1. Whether the actions of the Missouri Trustees, or anyone else, complied with Chapter 436;

2. Interpretations of Chapter 436;

3. Interpretations of the governing trust agreements;

4. Requirements of Chapter 436;

5. Duties imposed by Chapter 436;

6. Actions of a Missouri State Court;

7. Trustees’ liability for the actions of the grantor;

8. Whether trustees lack authority and capability to oversee external business activities of trust grantors or beneficiaries;

9. Trustees’ responsibilities or liability for investment decisions;

10. Duties and Responsibilities of the Independent Investment Advisor;

11. Interpretation of the meaning of “independent” in Chapter 436;

12. Whether applicable statutes require independence from seller or trustee, or both;

13. Prevailing trust customs and practices supersede Missouri law;

14. The appointment of Wulf Bates relieved the trustees completely of all liability for investment decisions;

15. The trustees could not monitor investment decisions of the investment advisor.

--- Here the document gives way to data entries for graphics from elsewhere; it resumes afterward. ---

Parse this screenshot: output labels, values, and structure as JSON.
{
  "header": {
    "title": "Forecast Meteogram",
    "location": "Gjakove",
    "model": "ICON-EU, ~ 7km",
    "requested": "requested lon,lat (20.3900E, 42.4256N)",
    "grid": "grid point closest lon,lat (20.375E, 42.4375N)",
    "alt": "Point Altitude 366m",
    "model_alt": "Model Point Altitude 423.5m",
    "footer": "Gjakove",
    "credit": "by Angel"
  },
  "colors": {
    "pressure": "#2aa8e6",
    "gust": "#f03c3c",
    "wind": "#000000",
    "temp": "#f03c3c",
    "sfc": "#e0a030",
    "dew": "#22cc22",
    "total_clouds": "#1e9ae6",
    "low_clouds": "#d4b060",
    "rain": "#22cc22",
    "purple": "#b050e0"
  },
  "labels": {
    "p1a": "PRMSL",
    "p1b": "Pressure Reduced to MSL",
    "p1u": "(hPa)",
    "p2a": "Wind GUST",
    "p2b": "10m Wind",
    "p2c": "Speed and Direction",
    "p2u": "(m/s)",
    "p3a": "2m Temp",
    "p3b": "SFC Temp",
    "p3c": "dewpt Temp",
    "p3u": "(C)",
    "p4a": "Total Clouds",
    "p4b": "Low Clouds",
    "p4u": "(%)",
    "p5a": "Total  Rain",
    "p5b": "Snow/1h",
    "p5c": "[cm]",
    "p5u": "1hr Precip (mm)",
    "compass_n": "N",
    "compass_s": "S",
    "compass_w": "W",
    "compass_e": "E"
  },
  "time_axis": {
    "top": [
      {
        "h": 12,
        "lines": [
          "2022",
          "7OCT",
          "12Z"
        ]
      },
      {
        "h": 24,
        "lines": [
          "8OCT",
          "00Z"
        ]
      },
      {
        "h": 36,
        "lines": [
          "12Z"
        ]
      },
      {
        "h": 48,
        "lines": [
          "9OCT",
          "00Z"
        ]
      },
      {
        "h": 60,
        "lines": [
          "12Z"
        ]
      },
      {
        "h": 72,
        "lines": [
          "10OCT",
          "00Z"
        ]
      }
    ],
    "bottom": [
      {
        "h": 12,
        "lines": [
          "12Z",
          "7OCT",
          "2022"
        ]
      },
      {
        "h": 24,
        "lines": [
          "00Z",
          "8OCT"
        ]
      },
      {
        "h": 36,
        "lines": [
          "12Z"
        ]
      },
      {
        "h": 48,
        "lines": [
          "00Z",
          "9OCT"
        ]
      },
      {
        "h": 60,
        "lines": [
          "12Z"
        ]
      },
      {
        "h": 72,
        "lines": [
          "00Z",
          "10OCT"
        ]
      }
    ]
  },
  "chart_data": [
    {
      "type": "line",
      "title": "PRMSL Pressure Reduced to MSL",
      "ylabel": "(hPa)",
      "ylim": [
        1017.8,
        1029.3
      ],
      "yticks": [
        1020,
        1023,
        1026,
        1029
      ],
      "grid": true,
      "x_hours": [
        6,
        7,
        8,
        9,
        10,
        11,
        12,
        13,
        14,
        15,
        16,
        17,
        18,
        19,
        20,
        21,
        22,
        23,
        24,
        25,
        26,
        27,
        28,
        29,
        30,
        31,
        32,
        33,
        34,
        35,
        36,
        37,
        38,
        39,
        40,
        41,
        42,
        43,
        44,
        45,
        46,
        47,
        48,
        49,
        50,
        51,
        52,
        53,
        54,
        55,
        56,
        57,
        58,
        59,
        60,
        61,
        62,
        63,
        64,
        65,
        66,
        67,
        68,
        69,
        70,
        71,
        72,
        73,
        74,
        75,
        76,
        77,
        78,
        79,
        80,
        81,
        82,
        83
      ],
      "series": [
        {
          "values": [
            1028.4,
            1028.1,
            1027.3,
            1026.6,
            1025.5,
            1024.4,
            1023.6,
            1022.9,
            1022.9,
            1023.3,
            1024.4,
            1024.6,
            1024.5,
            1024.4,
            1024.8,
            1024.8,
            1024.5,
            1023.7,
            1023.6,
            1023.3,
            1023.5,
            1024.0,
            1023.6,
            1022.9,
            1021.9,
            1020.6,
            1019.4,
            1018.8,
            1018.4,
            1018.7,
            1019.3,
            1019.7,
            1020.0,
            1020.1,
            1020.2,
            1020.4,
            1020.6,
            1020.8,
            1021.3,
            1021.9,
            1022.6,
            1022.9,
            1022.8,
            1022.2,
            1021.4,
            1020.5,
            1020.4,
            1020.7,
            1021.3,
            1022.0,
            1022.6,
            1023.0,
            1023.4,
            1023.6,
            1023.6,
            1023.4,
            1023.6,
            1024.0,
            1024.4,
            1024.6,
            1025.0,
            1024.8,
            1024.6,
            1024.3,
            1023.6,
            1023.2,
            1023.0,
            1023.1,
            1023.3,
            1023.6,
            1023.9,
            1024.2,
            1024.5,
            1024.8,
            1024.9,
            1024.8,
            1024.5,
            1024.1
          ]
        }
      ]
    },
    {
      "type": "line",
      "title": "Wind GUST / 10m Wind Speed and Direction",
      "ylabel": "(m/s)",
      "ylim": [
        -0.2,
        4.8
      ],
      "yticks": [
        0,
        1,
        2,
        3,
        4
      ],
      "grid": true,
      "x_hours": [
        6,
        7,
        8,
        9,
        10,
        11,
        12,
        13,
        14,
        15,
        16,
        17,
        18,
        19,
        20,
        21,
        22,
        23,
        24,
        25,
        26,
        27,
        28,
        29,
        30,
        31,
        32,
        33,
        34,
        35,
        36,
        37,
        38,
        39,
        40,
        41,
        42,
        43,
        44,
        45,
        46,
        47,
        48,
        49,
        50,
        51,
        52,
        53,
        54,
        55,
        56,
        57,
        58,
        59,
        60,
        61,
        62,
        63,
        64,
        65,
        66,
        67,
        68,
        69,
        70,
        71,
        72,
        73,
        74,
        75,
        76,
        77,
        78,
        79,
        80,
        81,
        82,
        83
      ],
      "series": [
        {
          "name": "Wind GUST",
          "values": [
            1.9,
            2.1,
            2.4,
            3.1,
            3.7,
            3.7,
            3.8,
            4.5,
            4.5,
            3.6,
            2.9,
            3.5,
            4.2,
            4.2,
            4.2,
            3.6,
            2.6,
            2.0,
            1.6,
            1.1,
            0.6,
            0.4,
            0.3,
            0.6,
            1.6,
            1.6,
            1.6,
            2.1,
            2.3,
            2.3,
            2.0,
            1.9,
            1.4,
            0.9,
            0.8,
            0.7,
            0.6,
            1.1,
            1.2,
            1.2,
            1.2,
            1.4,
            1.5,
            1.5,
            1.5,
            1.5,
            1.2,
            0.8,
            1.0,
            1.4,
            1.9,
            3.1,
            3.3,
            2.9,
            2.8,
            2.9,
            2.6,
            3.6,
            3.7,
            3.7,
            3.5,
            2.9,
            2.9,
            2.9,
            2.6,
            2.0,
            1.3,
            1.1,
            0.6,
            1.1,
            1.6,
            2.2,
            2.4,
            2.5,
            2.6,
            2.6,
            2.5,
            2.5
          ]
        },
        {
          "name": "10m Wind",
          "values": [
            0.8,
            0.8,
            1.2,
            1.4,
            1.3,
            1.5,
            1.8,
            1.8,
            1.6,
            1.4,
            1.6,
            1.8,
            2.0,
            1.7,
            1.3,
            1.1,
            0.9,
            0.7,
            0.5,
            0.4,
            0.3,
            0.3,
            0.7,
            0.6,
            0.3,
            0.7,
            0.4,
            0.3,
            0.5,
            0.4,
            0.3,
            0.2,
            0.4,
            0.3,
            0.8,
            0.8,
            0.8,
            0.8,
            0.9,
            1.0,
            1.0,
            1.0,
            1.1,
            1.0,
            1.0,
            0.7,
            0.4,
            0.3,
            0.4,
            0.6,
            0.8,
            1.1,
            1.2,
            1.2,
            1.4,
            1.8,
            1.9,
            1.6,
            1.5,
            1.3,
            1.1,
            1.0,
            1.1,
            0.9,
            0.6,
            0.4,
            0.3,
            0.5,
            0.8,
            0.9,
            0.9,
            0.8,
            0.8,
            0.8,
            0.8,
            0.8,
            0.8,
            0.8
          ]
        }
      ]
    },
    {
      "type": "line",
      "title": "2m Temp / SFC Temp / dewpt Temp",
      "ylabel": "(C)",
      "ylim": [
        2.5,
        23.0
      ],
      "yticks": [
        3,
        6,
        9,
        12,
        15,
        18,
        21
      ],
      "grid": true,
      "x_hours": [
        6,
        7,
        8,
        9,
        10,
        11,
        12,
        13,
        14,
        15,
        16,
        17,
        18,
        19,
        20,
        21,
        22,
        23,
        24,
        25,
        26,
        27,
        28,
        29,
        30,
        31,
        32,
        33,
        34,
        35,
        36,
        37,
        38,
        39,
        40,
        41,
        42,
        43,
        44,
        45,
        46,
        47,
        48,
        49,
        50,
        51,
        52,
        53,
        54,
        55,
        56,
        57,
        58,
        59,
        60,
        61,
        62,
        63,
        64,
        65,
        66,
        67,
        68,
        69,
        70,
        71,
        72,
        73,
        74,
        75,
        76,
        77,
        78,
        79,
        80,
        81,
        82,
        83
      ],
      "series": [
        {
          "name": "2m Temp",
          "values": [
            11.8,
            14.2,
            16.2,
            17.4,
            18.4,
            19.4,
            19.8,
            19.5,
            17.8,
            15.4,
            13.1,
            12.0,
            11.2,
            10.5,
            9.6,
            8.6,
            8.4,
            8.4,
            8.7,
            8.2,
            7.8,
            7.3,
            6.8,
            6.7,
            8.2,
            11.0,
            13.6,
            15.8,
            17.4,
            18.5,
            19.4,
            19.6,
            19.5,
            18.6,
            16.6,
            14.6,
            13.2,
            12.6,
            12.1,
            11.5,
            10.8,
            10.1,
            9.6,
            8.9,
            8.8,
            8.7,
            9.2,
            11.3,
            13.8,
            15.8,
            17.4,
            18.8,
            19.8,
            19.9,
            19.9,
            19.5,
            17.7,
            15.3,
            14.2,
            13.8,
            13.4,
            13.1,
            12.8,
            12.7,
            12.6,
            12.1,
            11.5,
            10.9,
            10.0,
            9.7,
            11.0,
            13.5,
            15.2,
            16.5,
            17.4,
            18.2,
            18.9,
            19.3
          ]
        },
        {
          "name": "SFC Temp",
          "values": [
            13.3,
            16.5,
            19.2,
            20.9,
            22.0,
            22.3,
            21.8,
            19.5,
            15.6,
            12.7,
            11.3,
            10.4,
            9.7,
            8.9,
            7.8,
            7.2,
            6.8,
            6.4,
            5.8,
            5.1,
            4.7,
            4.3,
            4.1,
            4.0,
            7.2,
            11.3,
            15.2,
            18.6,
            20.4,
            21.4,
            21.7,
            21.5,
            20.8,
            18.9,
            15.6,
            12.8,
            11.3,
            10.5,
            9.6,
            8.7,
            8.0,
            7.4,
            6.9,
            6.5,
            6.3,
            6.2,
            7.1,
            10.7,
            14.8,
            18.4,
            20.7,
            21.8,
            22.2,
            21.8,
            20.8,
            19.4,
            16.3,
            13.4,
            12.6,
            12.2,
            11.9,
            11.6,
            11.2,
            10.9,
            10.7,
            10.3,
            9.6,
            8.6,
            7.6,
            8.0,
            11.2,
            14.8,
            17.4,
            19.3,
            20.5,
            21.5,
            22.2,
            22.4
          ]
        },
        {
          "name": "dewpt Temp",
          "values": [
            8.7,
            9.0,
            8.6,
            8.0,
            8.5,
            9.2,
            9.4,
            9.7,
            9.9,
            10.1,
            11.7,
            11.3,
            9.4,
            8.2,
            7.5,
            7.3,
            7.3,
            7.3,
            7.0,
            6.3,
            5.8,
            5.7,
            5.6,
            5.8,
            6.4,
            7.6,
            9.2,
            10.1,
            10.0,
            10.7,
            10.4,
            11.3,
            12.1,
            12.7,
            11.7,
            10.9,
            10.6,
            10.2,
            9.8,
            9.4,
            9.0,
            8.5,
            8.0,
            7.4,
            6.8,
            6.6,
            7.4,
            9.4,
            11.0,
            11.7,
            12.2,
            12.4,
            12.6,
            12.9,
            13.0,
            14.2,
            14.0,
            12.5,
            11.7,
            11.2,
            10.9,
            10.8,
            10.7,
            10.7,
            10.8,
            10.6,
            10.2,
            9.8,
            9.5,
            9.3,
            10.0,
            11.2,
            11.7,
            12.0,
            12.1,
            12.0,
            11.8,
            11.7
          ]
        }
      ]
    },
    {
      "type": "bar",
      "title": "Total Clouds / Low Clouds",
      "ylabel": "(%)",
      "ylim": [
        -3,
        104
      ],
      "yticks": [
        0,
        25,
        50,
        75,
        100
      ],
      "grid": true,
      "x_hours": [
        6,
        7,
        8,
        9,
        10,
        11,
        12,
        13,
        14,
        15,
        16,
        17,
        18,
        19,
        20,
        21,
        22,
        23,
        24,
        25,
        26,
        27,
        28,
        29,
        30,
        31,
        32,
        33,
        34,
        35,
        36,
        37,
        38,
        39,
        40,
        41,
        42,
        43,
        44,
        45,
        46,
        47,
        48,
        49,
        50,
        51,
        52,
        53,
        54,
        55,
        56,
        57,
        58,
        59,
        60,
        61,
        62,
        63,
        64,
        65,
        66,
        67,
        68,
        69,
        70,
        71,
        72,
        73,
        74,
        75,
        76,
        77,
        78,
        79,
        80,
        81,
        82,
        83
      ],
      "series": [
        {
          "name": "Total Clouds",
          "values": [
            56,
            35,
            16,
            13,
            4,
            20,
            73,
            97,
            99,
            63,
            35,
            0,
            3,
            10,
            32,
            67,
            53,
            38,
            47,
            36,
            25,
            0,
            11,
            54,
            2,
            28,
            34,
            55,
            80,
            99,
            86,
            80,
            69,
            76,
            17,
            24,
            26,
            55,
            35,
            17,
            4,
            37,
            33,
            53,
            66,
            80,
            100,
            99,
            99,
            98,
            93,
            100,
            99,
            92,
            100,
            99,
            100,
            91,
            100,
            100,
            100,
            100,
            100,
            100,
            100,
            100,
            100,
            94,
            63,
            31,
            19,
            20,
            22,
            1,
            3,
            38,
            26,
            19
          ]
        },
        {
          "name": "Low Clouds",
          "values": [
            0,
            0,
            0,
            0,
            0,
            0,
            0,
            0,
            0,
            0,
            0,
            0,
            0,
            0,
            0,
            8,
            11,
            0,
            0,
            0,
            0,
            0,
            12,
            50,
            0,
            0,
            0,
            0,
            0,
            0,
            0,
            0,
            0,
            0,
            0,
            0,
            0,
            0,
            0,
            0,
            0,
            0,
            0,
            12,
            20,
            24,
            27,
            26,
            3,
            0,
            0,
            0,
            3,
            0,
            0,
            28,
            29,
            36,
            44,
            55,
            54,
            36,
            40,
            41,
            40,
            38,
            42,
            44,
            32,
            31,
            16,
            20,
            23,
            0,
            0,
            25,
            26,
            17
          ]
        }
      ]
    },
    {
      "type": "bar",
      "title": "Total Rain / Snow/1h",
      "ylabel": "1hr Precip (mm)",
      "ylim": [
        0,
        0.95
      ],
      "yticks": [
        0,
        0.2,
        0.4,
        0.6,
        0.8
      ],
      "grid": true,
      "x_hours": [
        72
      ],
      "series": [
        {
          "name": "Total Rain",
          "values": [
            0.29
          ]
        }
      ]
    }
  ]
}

Testimony regarding the following will be allowed:

1. Purpose of Chapter 436;

2. Reference the trust agreements and applicable statutes;

3. Purpose of a standard of care;

4. What trustees generally understand their responsibilities to be and their fiduciary duties but not what a specific trustee understood as their duties and responsibilities;

5. What the expert believes the purpose of the trust agreement and the statute were designed to achieve;

6. What the expert currently advises clients to do or not to do;

7. The responsibilities of trustees, in the practice of the expert;

8. Opinions as to independence of David Wulf;

9. Observations of what trustees did or did not do;

10. Whether trustees complied or did not comply with the standard of care;

11. Reference sections in the law and state if evidence was or was not presented to show the acts were done but cannot say the law requires certain actions;

12. How trustees did or did not control trust assets, keep records, or monitor trust distributions but not what the statute requires.

Francis Hanna, a name familiar to Missouri attorneys that practice in trust law, will be one of the experts to testify at the NPS civil trial.  Mr. Hanna’s expert report assumed an approach that seems consistent with the court’s testimony guidelines, and in future posts we will examine the trustee duties as outlined by the report.